That is an interesting take. Every scout that I have ever met has already known exactly what they were looking to see prior to warm-ups. More often than not, they leave after they have seen what they came to see.
"That is an interesting take.
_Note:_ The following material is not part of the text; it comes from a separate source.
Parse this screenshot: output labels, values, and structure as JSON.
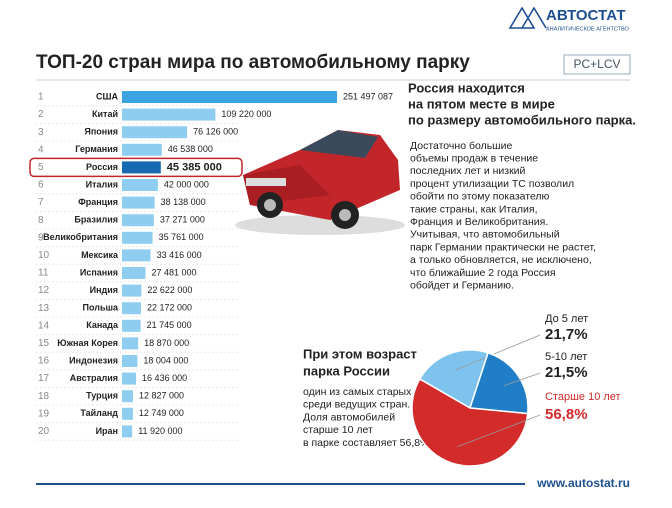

Every scout that I have ever met has already known exactly what they were looking to see prior to warm-ups."
I'M GUESSING YOU'RE REFERRING TO AMATEUR SCOUTING HERE. IT'S LIKELY THAT THE AMATEUR SCOUTS YOU'VE INTERACTED WITH HAD ALREADY BUILT UP A COLLECTION OF IN-PERSON LOOKS AT THE PLAYERS THEY WERE THERE TO SEE. GETTING A LOT OF LOOKS IS IMPORTANT BUT ONE EVENTUALLY REACHES A POINT AT WHICH ADDITIONAL LOOKS DON'T REALLY ADD MUCH ONE WAY OR THE OTHER TO THE PLAYER'S EVALUATION.
"More often than not, they leave after they have seen what they came to see."
SOMETIMES ON THE AMATEUR BEAT BECAUSE A SCOUT IS TYPICALLY AT A GAME TO SEE ONE PLAYER IN PARTICULAR. ALMOST NEVER IN PRO COVERAGE BECAUSE HE'S RESPONSIBLE FOR WRITING UP AN ENTIRE CLUB.